Erstens werden die Renditen nur so weit der Rentenversicherung zukommen, wie sie den Darlehnszins des Bundes übersteigen. Die tatsächliche Rendite ist also nur die Differenz aus den Kapitalmarkterträgen und den faktischen Zinsen aus Staatsanleihen. Ohne Berücksichtigung der Gewinne bzw. Verluste aus den Aktienanlagen sind die Nettoerträge aller Wahrscheinlichkeit nach minimal und würden bei selbst leichten Wertverlusten im kommenden Jahrzehnt wohl eher negativ ausfallen. Dieses Vorgehen ist unverantwortlich und gleicht eher der Aufnahme von Krediten zur Finanzierung von Aktienkäufen im Vorfeld des “Black Friday” im Jahre 1929 als einer verantwortungsbewussten Kapitaldeckung nach skandinavischem oder angelsächsischem Vorbild. Aber, selbst wenn eine leichte Entlastung der Rentenversicherung unterm Strich resultiert, das Ausmaß ist zu vernachlässigen. Zum Vergleich: Die notwendigen Rückstellungen zur Finanzierung der gesetzlichen Rentenversicherung beziffern sich auf etwa 3.000 Mrd.
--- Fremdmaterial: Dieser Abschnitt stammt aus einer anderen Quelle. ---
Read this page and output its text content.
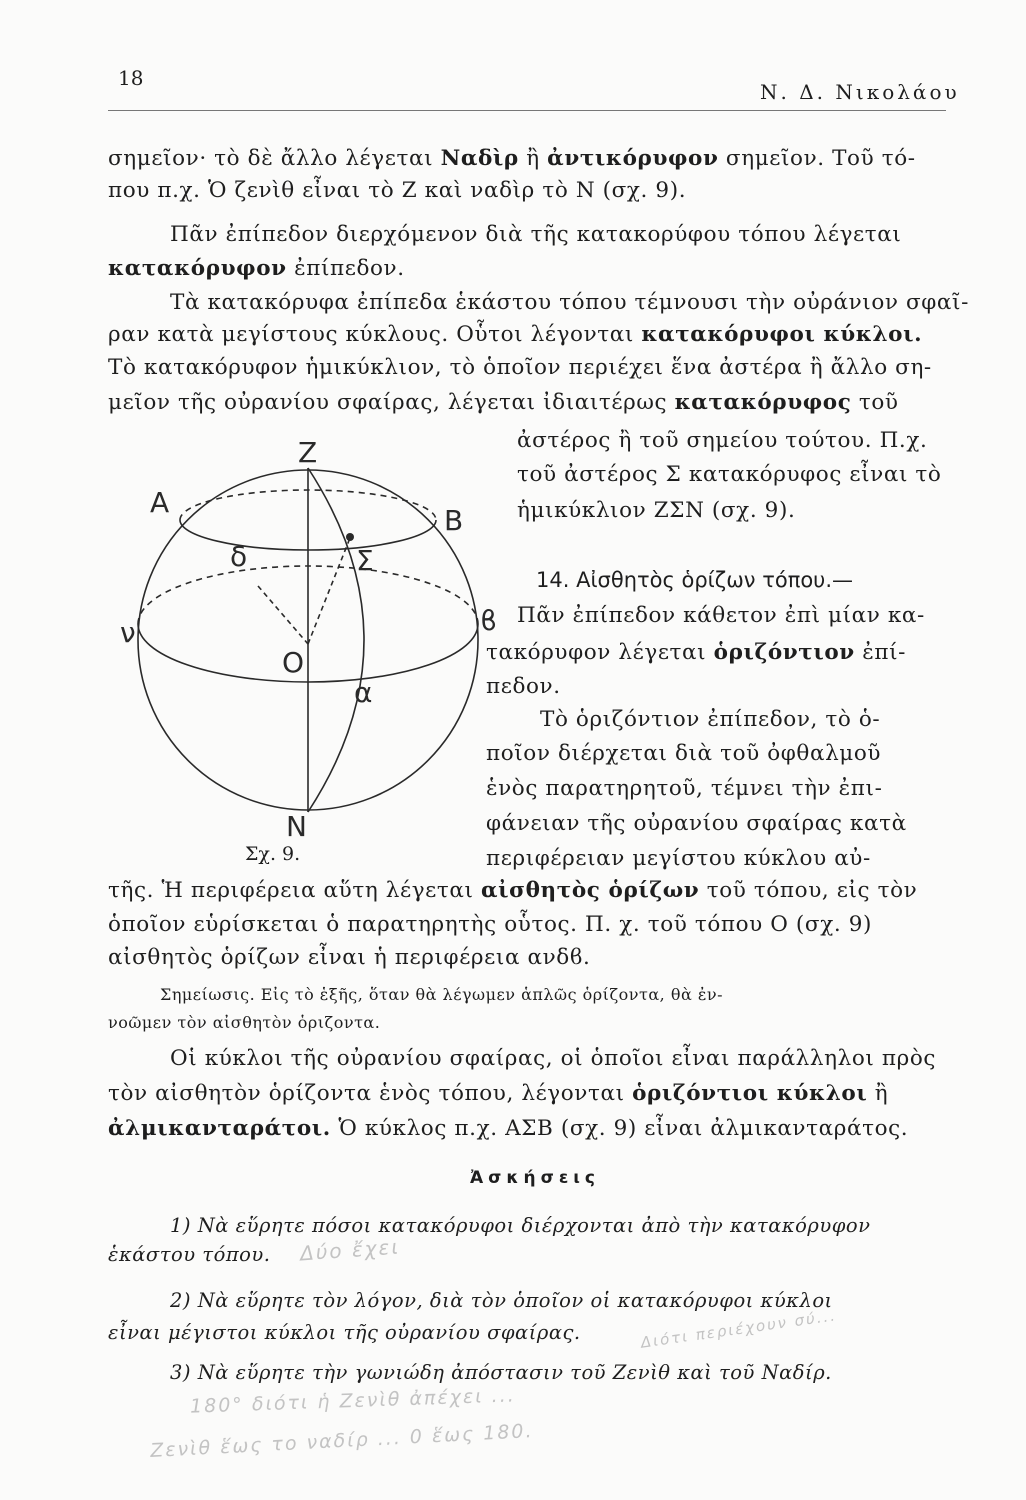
18
Ν. Δ. Νικολάου
σημεῖον· τὸ δὲ ἄλλο λέγεται Ναδὶρ ἢ ἀντικόρυφον σημεῖον. Τοῦ τό-
που π.χ. Ὁ ζενὶθ εἶναι τὸ Ζ καὶ ναδὶρ τὸ Ν (σχ. 9).
Πᾶν ἐπίπεδον διερχόμενον διὰ τῆς κατακορύφου τόπου λέγεται
κατακόρυφον ἐπίπεδον.
Τὰ κατακόρυφα ἐπίπεδα ἑκάστου τόπου τέμνουσι τὴν οὐράνιον σφαῖ-
ραν κατὰ μεγίστους κύκλους. Οὗτοι λέγονται κατακόρυφοι κύκλοι.
Τὸ κατακόρυφον ἡμικύκλιον, τὸ ὁποῖον περιέχει ἕνα ἀστέρα ἢ ἄλλο ση-
μεῖον τῆς οὐρανίου σφαίρας, λέγεται ἰδιαιτέρως κατακόρυφος τοῦ
ἀστέρος ἢ τοῦ σημείου τούτου. Π.χ.
τοῦ ἀστέρος Σ κατακόρυφος εἶναι τὸ
ἡμικύκλιον ΖΣΝ (σχ. 9).
14. Αἰσθητὸς ὁρίζων τόπου.—
Πᾶν ἐπίπεδον κάθετον ἐπὶ μίαν κα-
τακόρυφον λέγεται ὁριζόντιον ἐπί-
πεδον.
Τὸ ὁριζόντιον ἐπίπεδον, τὸ ὁ-
ποῖον διέρχεται διὰ τοῦ ὀφθαλμοῦ
ἑνὸς παρατηρητοῦ, τέμνει τὴν ἐπι-
φάνειαν τῆς οὐρανίου σφαίρας κατὰ
περιφέρειαν μεγίστου κύκλου αὐ-
τῆς. Ἡ περιφέρεια αὕτη λέγεται αἰσθητὸς ὁρίζων τοῦ τόπου, εἰς τὸν
ὁποῖον εὑρίσκεται ὁ παρατηρητὴς οὗτος. Π. χ. τοῦ τόπου Ο (σχ. 9)
αἰσθητὸς ὁρίζων εἶναι ἡ περιφέρεια ανδϐ.
Σημείωσις. Εἰς τὸ ἑξῆς, ὅταν θὰ λέγωμεν ἁπλῶς ὁρίζοντα, θὰ ἐν-
νοῶμεν τὸν αἰσθητὸν ὁριζοντα.
Οἱ κύκλοι τῆς οὐρανίου σφαίρας, οἱ ὁποῖοι εἶναι παράλληλοι πρὸς
τὸν αἰσθητὸν ὁρίζοντα ἑνὸς τόπου, λέγονται ὁριζόντιοι κύκλοι ἢ
ἀλμικανταράτοι. Ὁ κύκλος π.χ. ΑΣΒ (σχ. 9) εἶναι ἀλμικανταράτος.
Ἀσκήσεις
1) Νὰ εὕρητε πόσοι κατακόρυφοι διέρχονται ἀπὸ τὴν κατακόρυφον
ἑκάστου τόπου.
2) Νὰ εὕρητε τὸν λόγον, διὰ τὸν ὁποῖον οἱ κατακόρυφοι κύκλοι
εἶναι μέγιστοι κύκλοι τῆς οὐρανίου σφαίρας.
3) Νὰ εὕρητε τὴν γωνιώδη ἀπόστασιν τοῦ Ζενὶθ καὶ τοῦ Ναδίρ.
Δύο ἔχει
Διότι περιέχουν σύ...
180° διότι ἡ Ζενὶθ ἀπέχει ...
Ζενὶθ ἕως το ναδίρ ... 0 ἕως 180.
Z
N
A
B
Σ
δ
ν	ϐ
O
α
Σχ. 9.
Euro. Damit ist der Fonds von 10 Mrd. Euro nicht einmal als Tropfen auf dem heißen Stein zu bezeichnen.

Die zweite und noch entscheidendere Fehlkonstruktion liegt allerdings darin, dass der Fonds als klassischer Staatsfond ohne individuelle Zuordnung der Vermögenswerte organisiert werden soll. Im Gegensatz zum schwedischen Fond oder auch zur amerikanischen 401k-Lösung kann ein Individuum also nicht seinen Anteil am Gesamtvermögen einsehen. Ähnlich wie die Versorgungsfonds der deutschen Beamtenschaft oder die aktienbasierte Fondslösung für die ehemaligen Postbeamten ist damit aber Tür und Tor zur missbräuchlichen Verwendung des Kapitals geöffnet worden. Natürlich gibt es auch ehrliche Sachverwalter zum Wohle der Gemeinschaft in den Reihen der Politik; aber genauso gibt es in jeder Krisensituation Begehrlichkeiten, die eine bessere Verwendung des Staatsfonds, als die zur Rentenfinanzierung das Wort reden. Merke: Einem Staat Geld zur Aufbewahrung anzuvertrauen ist so, als ob man seinem Hund zwei Knochen hinschmeißt und ihm dann zu sagen – einer ist für morgen. Das diese These auch für die derzeit aktive Politik nicht unbegründet ist, kann man an zwei Beispielen deutlich erkennen.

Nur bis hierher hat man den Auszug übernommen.